Relationships are hard. It’s a challenge to manage two people’s different personalities, wants, and needs, and even the best of us go through rough patches or breakdowns. But these relationships are usually worth the effort – worth fighting for. To fight for a relationship, you’ll need to reach out to your estranged partner, come to terms with the past, and ultimately accept that person for who they are.

Reaching Out

1. Apologize, if need be. Relationships strain when one or both partners feel hurt – whether because of a fight, careless words, or long-term resentments. All relationships go through this to some extent. The important thing is to reach out and apologize when you’ve done wrong. Apologizing shows your commitment to your partner and the relationship.

To apologize well, you have to be sincere, specific, and recognize the hurt you caused. Accept your role in having damaged trust or respect in the relationship. This doesn’t mean accepting all responsibility, but owning up to your part.

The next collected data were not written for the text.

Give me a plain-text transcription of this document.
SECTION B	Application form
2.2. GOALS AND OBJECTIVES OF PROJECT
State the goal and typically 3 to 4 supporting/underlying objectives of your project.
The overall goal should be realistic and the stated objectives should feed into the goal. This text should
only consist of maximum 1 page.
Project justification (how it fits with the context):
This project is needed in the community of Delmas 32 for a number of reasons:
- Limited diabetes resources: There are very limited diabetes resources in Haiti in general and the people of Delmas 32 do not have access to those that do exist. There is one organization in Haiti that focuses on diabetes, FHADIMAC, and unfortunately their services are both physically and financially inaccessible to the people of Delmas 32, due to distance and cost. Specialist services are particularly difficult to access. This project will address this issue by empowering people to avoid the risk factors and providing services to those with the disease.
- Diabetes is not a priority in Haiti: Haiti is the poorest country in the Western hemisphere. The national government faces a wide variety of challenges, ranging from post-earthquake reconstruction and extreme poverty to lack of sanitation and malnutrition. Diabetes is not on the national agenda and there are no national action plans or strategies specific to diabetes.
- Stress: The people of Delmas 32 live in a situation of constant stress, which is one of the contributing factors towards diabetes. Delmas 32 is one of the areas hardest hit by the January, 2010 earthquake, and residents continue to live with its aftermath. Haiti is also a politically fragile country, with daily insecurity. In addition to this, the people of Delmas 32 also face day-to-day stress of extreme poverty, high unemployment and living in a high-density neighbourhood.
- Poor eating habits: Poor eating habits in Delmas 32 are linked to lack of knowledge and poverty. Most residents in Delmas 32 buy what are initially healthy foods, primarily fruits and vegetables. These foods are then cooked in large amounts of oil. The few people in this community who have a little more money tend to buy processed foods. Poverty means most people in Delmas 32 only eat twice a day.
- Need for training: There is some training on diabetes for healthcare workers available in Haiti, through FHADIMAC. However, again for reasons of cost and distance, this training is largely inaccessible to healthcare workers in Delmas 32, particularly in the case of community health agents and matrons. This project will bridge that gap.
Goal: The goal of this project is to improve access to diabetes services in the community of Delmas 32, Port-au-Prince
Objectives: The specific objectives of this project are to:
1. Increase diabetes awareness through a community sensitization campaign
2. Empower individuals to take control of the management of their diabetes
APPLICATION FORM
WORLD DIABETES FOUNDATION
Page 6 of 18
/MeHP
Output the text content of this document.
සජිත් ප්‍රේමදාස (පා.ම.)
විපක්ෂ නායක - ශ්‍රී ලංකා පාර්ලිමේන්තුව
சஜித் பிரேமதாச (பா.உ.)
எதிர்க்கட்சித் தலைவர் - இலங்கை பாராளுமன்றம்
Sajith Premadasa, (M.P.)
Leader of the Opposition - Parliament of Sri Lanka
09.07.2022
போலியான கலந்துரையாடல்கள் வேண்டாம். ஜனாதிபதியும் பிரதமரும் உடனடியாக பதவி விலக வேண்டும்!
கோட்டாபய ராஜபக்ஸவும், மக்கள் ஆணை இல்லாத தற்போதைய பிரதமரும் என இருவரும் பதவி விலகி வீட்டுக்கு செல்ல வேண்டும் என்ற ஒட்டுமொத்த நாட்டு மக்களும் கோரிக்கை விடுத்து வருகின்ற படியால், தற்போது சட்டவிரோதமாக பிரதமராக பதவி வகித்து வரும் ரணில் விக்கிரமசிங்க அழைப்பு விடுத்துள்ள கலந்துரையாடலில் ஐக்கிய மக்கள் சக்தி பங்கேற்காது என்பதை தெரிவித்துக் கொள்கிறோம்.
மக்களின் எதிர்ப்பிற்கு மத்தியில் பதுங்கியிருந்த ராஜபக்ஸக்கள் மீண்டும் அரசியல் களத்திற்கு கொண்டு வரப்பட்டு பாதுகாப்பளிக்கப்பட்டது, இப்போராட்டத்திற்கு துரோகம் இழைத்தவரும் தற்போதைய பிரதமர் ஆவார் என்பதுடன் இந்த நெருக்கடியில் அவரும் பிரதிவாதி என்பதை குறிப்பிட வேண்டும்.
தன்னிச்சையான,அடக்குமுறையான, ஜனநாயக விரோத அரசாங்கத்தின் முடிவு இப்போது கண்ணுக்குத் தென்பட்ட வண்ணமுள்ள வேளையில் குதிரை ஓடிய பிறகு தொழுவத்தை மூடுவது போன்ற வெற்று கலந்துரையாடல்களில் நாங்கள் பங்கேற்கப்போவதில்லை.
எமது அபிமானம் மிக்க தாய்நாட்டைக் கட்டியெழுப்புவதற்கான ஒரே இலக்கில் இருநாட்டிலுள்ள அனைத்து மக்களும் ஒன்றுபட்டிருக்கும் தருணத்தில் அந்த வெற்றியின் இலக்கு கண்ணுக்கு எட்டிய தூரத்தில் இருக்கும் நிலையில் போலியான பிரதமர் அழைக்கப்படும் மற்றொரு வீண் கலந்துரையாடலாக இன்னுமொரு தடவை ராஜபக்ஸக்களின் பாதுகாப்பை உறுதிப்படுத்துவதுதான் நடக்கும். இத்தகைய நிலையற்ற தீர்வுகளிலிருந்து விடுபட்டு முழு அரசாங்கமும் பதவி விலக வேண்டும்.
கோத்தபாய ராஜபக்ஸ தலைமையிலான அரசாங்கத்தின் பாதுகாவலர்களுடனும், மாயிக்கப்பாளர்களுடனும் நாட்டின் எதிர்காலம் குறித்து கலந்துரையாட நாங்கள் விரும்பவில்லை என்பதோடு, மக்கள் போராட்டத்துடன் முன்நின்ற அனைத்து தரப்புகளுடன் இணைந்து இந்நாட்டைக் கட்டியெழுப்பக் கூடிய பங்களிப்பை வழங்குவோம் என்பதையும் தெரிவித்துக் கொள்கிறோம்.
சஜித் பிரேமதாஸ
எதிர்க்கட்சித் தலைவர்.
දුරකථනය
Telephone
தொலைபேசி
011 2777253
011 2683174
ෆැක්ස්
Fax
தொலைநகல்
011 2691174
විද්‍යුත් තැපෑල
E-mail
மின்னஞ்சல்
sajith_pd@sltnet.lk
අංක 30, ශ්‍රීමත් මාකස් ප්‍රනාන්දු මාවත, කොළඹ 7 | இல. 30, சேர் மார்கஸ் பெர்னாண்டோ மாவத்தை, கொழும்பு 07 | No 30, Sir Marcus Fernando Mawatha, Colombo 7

Be sincere and specific. Only apologize to make amends and heal damage and not for some other ulterior reason. At the same time, be specific about what you are apologizing for and how it hurt the other person. For example, “I’m very sorry that I stormed off during our argument. I can see that it hurt you and made you feel humiliated. Please forgive me.”

Avoid weasel-worded apologies. These don’t really accept any responsibility and come off as insincere, i.e. “I’m sorry if what I did offended you” or “I’m sorry if you took it the wrong way.”

Don’t request an apology in return. Mutual forgiveness is important, but your partner may need time to process their feelings. Asking for an apology will only seem like a demand.

2. Listen to your partner. An apology is only the first part of reaching out. It won’t fix things but can break the ice and start the healing process. Don’t be surprised if your partner reacts emotionally or even interrupts you. Resist the urge to interrupt and defend yourself, though, and instead be patient and respectful and listen.

Try not to react defensively or insist on “finishing” your side of the story. Your first urge may be to correct or refute your partner, but instead let them speak.

By showing patience, you also let your partner speak openly without fear or reprisal and demonstrate that you’re serious about healing the rift.

Keep in mind that the point of an apology is to heal the relationship. It is not about proving who was right and who was wrong.

3. Leave the door open, but don’t over-pursue. Make it clear to your partner that you want to save the relationship. At the same time, accept that these things take time. Resist the urge to pursue your partner, especially one who has become distant, or you may end up driving them further away. Allow for some time and space while leaving the door open to reconciliation.

Be clear that you are ready to talk if and when your partner is ready. Make sure they know you are open to communication.

At the same time, people often want physical and emotional space after an argument or hurt. Try to recognize and respect this need for distance – do not hound your partner.